You should also get the updated rpm, perl and python from the web download site.
rpm.rte 4.18.1.2003
After updating rpm, you should run updtvpkg:
perl.rte 5.34.1.6
python3.9.base 3.9.18.2
Finally, there are security patches you need to download from the security site and apply. As of today, these are:
curl_fix4.tar
openssh_fix16.tar
openssl_fix40.tar
sendmail_fix4.tar
kernel_fix7.tar
I have not yet put on kernel_fix7 so my emgr shows the following patches prior to that:
# emgr -P
PACKAGE INSTALLER LABEL
======================================================== =========== ==========
oss.lib.libcurl installp 46218ma
openssh.base.client installp 92112ma
openssh.base.server installp 92112ma
openssl.base installp 301002sa
bos.net.tcp.sendmail installp IJ50428s1a
# emgr -l
ID STATE LABEL INSTALL TIME UPDATED BY ABSTRACT
====== ================ ================= ========== ======================================
1 S 46218ma 04/20/24 19:22:40 ifix for libcurl CVE
2 S 92112ma 04/20/24 19:23:04 ifix for openssh Jan CVEs
3 S 301002sa 04/20/24 19:23:47 ifix for openssl CVEs
4 S IJ50428s1a 04/20/24 19:24:11 IJ50428 for AIX 7.3 TL2 SP1
Logging
By default, there is no real logging on the VIO servers, so I add logging. I create a filesystem called /usr/local/logs and create four files in it (mailog, syslog, Infolog, messages). Then I add the following to /etc/syslog.conf and stop and restart syslogd.
#
mail.debug /usr/local/logs/mailog rotate size 2m files 10 compress
*.emerg /usr/local/logs/syslog rotate size 2m files 10 compress
*.alert /usr/local/logs/syslog rotate size 2m files 10 compress
*.crit /usr/local/logs/syslog rotate size 2m files 10 compress
*.err /usr/local/logs/syslog rotate size 2m files 10 compress
auth.notice /usr/local/logs/infolog rotate size 2m files 10 compress
*.info /usr/local/logs/messages rotate size 2m files 10 compress
Fibre Adapters
Some of the servers I work on have fibre ports that are not connected or they have the 4-port 1Gb/10Gb network card when the 10Gb ports show as both ent and fcs ports. I had unconfigured them ages ago but after the upgrade they came back as configured and I was getting link errors. So, I unconfigured them again as follows:
As padmin:
rmdev -dev fcs4 -recursive -ucfg
rmdev -dev fcs5 -recursive -ucfg
chdev -dev fscsi4 -attr autoconfig=defined
chdev -dev fscsi5 -attr autoconfig=defined
I also ran into an issue where certain fibre adapters in IBM Power Systems are incorrectly registered as targets instead of initiators in the SAN fabric. This is explained here.

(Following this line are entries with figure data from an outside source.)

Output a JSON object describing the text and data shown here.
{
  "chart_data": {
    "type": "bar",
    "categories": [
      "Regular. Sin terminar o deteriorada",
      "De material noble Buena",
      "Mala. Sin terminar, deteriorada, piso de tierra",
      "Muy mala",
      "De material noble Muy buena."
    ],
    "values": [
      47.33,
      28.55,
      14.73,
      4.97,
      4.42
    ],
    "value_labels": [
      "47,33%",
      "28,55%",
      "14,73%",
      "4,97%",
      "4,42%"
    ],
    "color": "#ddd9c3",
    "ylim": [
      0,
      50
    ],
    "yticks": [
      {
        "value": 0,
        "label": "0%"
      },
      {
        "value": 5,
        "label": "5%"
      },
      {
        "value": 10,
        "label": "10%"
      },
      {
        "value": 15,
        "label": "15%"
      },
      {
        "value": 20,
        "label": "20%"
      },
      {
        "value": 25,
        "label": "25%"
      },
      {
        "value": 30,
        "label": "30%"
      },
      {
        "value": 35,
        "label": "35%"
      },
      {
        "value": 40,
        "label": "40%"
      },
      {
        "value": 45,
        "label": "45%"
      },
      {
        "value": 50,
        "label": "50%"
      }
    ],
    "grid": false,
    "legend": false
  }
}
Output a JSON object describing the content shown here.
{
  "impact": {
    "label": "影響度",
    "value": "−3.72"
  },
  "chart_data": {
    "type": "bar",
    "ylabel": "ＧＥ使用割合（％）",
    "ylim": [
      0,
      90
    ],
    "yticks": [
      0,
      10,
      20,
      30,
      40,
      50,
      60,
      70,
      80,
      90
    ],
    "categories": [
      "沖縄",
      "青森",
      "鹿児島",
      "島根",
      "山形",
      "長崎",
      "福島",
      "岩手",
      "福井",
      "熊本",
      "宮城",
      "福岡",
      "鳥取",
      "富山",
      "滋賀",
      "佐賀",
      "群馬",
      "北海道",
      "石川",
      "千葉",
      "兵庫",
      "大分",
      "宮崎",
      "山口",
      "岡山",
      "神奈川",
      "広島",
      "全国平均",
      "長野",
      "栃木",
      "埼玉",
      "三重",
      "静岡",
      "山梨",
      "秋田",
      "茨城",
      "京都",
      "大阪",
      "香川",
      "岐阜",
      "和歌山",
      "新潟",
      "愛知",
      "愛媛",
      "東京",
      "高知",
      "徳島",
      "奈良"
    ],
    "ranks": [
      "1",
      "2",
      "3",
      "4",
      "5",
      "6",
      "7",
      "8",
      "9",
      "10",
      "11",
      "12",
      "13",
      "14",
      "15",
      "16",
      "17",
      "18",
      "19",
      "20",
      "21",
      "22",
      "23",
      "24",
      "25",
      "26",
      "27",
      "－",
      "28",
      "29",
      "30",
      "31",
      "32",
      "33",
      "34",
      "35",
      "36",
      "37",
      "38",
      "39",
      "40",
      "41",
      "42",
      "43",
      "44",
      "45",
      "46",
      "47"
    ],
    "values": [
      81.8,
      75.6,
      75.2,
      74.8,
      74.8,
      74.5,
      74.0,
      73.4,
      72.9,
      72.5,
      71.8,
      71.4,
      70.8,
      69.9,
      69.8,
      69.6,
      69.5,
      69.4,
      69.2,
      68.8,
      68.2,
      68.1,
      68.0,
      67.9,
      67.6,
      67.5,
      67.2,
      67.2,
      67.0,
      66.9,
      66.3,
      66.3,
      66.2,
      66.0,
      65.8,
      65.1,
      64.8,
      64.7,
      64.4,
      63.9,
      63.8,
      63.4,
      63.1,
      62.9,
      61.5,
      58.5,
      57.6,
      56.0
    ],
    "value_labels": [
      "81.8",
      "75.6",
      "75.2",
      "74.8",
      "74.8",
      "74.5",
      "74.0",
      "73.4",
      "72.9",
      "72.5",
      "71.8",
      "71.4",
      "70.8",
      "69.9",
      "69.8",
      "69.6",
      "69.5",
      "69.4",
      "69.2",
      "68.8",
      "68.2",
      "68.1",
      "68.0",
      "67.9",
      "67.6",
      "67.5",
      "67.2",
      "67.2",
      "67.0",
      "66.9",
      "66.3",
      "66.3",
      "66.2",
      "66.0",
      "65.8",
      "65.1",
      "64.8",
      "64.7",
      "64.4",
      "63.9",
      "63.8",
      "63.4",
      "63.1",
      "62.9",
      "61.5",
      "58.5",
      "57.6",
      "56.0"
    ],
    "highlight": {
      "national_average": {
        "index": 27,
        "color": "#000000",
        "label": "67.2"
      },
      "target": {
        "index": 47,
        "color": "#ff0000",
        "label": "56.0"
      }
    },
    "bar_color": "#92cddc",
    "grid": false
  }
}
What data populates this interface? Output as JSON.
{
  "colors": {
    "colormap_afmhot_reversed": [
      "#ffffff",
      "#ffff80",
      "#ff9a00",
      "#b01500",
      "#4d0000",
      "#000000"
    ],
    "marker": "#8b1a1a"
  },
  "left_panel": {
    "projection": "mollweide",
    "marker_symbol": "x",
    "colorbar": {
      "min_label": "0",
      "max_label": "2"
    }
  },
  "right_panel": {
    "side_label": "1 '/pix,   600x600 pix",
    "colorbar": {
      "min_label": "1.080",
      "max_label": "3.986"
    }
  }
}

It applies to the following adapters:
FC EN0Y &EN12; CCIN ENOY
FC EN0F & EN0G; CCIN 578D
FC 5708 & 5270; CCIN 2B3B
FC EN1E, EN1F; CCIN 579A
FC EN1J, EN1K; CCIN 579C
FC EN1G, EN1H; CCIN 579B
And it shows in errpt as:
DC73C03A 1020150323 T S fscsi7 SOFTWARE PROGRAM ERROR
DC73C03A 1020150323 T S fscsi3 SOFTWARE PROGRAM ERROR
IBM had me do the following, but you should check with them first if you see this issue:
chdev -l fcs# -a sw_prli_rjt=yes -P
bosboot -ad /dev/ipldevice
reboot
Remirror
When you upgrade to VIO 4.1.0.10 you must have a spare disk that is cleared for it to do the upgrade on. Usually that means you break your VIO mirror of rootvg to do the upgrade. I normally wait a week and then remirror so that my rootvg is protected.
Summary
As you can see, I have had an interesting time with all these upgrades. I hope the tips and notes above help you to avoid some of the things I have run into. Also don’t forget to run an HMCScanner report before and after doing any updates. The latest version is 0.11.54 as of March 21, 2024.